Industry news

Risks of a potentially cold winter

Despite high levels of gas in storage, the risks of a potentially cold winter and a further cut in Russian gas supply mean that market volatility remains high.

» As part of the fallout from the Russia-Ukraine conflict, gas supply to Europe remains severely constrained, with Russian pipe gas deliveries to the EU being restricted to 25 bcma currently, versus 140 bcma in 2021. This gas is flowing through Ukraine and Turkstream, and there is growing speculation about what will happen when Gazprom and Ukraine’s transit contract ends in December 2024.
» The drop in Russian flow has to a large extent been compensated by extra LNG imports – around 50 bcma more
than in 2021. That includes more LNG from Russia – some 15-20 bcma. Neither Russia nor its European customers seem to be considering a cut in this supply, as LNG is a global market and the redirection of Russian LNG to the Asian markets would have a limited global impact (including on prices). On the other hand, it remains to be seen if Novatek can start Arctic-2 LNG plant as early as 2024/2025 and if such is the case, where these cargoes will go.
» Due to a mild 2022/2023 winter in Europe and relatively low demand in Asia, the LNG market in 2023 is not as tight as it was in the previous year. LNG imports to Europe in July and August this year, for instance, were below the 2022 level.
» Europe has been able to refill its gas storage facilities to very close to its maximum capacity, reaching 94% by mid-September, surpassing the 90% by November 1 EU deadline.
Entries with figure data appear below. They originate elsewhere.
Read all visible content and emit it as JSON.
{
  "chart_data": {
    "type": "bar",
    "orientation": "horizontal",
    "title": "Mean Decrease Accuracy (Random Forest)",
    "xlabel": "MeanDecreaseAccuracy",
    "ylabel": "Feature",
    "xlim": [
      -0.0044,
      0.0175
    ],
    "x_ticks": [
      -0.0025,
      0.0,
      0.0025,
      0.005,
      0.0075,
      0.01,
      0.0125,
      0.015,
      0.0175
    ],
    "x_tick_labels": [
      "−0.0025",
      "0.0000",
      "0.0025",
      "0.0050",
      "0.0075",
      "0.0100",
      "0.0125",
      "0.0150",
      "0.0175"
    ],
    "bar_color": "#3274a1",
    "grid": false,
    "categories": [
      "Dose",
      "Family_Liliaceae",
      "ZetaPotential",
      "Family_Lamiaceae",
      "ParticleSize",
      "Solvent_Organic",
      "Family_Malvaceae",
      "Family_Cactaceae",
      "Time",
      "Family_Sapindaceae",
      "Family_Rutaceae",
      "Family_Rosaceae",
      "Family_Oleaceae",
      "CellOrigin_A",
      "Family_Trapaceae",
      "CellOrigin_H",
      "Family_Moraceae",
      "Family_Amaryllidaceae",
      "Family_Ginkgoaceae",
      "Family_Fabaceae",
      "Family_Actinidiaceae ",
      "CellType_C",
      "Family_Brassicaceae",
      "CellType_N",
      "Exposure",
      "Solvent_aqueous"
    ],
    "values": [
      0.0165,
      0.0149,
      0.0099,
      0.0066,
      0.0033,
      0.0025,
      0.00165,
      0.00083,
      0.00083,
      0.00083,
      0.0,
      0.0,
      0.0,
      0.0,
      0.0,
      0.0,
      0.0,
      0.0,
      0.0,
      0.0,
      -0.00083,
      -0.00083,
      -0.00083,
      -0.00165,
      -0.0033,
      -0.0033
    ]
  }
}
European traders have also been storing some gas in the western Ukrainian underground storages.
» Nevertheless, the uncertainties regarding Russian pipe gas and LNG flow and the consciousness that the security of natural gas supply to Europe isn’t guaranteed if the winter is cold, have meant that volatility on the European market and therefore the global LNG market remains high. For instance, the threat of a strike on some LNG facilities in Australia in September had a significant impact on the short term gas prices in Europe.
» Globally the short-term prices in Europe have hovered in the past months in the €30-40 per MWh range, far below the peaks of above €300 per MWh seen in 2022, but still about twice the usual level seen in 2010-2020. The projected price for 2024 of around €50 per MWh still shows that market players consider a high risk of an unbalance.

Consumption remains low, dented by last
year’s high prices. There are fewer long-term
LNG supply contracts being signed this year,
and there are indications that the impact of
the European Commission’s joint purchasing
mechanism has been only modest..

» High prices and the low level of economic activity in many countries in Europe, some of which are suffering recessions, mean that gas consumption remains 10-25% below the average of 2017-2021. This drop is the result of greater energy efficiency, voluntary reductions by customers looking to cut their energy bills and avoid supply disruptions, and demand destruction, in the form of some industrial plants closing down in 2022.
» After a wave of long-term LNG contracts dedicated to Europe were signed in 2022 and early 2023, the last six months have been quieter on this front, and it is clear that only a small share of the missing Russian supply has been replaced with long-term LNG supply. More contracts may be signed in the coming month, but this slowdown in contractual activity seems to signal a clear and deliberate choice by some utilities to stick with supplies on a short-term basis. This choice can be explained by fears they have of having too much gas supply after 2040, when EU gas consumption will probably decrease sharply. European buyers are essentially accepting the price risk over the volume risk.